We talked long into the afternoon, and I began to dare to believe that it might work. But I finally addressed the elephant in the room. “Sometimes I can’t control my moods,” I said. “I may have to go away for a while when that happens.”

“No,” Jen said. “When that happens, we’ll deal with it.”

“How?” I asked.

“The same way your mom has always done.”

I could hardly believe what she was saying. “You can’t mean…”

“Why not? I won’t mind doing it, and it really won’t make me love or respect you any less. I’ll just be grateful that I can take care of something you really need, just as I’m sure you would do for me.”

Well, we’ve been married a long time now – content and successful in separate careers and the parents of two fine, well-adjusted children. I rarely have to ask Jen for one of my infrequent spankings but she always seems to sense when I need one. When a black mood comes on, she puts me over her lap and spanks me until I find relief. 

Once in a while, however, my depression can run so deep that I need her to hurt me – really hurt me. Jen (the psychologist) says it’s a deep-seated desire to be punished, although I can’t imagine what for. She hates doing it, but understands that I need it.
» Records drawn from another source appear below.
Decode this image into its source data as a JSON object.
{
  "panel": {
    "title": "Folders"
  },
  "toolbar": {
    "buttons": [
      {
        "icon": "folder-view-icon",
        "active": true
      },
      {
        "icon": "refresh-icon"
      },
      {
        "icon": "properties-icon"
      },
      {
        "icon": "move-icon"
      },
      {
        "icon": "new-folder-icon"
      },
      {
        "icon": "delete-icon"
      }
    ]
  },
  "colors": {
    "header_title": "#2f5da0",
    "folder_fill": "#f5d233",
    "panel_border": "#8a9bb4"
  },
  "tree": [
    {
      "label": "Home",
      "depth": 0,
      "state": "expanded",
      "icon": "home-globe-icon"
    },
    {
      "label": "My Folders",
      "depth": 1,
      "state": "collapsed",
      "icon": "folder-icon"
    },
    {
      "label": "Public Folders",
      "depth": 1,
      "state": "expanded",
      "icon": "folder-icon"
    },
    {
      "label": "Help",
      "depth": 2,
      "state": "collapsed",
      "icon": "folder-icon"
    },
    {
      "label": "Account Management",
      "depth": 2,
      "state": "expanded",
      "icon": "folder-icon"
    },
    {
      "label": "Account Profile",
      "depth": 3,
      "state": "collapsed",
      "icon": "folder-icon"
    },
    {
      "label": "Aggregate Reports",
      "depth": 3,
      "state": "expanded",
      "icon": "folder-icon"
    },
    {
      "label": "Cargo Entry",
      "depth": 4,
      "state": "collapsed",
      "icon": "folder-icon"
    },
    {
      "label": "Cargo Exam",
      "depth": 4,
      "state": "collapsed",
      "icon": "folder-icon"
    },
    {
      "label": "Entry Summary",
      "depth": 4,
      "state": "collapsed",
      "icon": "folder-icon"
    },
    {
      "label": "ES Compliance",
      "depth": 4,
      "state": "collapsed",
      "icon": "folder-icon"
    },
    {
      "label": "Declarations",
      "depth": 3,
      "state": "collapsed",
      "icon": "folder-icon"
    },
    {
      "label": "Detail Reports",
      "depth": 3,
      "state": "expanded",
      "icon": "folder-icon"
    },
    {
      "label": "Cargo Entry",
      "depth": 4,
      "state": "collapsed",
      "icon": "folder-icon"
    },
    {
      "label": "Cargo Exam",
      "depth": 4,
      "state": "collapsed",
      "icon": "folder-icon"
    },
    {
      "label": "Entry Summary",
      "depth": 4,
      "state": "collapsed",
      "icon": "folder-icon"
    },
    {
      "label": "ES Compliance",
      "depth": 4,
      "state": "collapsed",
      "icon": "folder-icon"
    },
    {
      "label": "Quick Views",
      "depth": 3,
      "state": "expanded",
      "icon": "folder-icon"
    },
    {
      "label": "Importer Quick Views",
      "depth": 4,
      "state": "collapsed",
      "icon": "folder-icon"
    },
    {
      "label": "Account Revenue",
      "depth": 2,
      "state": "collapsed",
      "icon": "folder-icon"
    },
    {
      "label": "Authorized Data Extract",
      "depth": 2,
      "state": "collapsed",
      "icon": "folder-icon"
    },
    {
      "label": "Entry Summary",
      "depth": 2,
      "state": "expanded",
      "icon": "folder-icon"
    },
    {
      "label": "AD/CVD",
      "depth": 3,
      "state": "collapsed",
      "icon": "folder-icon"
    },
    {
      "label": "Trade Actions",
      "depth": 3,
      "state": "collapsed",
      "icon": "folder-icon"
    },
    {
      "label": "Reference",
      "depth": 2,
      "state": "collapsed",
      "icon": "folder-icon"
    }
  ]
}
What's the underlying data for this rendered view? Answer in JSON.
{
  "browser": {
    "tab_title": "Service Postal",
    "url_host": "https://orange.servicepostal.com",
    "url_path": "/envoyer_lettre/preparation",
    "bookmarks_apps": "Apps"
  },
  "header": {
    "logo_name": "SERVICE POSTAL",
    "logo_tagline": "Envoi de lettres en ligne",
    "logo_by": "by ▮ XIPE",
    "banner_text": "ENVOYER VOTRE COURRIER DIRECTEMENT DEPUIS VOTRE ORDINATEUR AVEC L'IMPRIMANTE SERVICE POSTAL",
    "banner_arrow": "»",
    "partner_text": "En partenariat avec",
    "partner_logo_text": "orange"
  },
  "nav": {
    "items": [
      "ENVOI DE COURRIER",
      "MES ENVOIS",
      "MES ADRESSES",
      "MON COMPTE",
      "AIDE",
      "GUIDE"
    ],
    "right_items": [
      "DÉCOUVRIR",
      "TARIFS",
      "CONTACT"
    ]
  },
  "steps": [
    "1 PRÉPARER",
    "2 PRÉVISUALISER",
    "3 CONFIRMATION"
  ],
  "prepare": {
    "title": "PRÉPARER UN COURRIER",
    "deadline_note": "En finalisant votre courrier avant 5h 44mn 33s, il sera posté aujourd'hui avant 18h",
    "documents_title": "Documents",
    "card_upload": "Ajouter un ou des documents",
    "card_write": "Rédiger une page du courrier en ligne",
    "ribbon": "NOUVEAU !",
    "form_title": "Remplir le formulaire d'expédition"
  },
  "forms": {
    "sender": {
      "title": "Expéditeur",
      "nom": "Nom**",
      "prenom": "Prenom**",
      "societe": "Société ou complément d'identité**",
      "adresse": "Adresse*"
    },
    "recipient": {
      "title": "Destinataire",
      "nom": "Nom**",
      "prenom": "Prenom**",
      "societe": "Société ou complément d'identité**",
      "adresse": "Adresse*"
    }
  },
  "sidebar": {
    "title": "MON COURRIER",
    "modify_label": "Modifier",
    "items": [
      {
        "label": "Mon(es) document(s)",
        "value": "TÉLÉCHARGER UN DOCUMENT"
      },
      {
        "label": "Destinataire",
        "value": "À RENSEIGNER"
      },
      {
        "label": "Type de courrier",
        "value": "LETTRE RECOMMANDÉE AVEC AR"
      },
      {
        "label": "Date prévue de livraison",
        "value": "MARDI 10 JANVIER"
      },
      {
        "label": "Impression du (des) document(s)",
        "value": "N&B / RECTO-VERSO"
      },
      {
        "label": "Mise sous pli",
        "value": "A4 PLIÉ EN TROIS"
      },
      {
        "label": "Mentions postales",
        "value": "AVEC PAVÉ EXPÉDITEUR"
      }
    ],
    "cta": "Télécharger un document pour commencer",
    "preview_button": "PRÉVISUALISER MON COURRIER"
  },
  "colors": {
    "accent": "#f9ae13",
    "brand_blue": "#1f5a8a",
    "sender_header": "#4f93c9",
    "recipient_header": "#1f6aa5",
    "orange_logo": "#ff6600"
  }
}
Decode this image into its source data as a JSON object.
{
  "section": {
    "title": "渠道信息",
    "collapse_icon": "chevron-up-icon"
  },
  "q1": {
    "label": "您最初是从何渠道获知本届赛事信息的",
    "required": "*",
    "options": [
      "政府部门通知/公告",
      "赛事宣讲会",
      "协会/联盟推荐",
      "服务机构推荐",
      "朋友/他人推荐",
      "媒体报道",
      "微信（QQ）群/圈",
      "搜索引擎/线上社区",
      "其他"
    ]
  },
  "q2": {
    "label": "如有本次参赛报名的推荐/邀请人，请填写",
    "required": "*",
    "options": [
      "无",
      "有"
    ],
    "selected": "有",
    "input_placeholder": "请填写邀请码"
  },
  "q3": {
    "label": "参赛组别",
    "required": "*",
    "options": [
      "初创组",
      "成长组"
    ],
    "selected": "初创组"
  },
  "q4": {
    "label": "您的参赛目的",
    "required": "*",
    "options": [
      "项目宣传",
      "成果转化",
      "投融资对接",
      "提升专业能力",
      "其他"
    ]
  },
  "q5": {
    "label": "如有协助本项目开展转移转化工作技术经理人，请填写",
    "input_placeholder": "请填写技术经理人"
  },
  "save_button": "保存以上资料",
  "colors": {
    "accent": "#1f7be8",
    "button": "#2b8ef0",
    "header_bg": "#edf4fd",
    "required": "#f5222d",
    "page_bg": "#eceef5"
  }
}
She takes me to our bed, lays me face down with my bare bottom elevated by several pillows, and ties my hands behind my back. Then she gives me a long and intense spanking with the grooved paddle that Mom passed on to her. The physical effects last for days – the emotional satisfaction, much longer.

The question will probably always remain open as to whether children should ever be spanked. I don’t claim to have an answer, but I’ve always been glad that I was, and continue to be.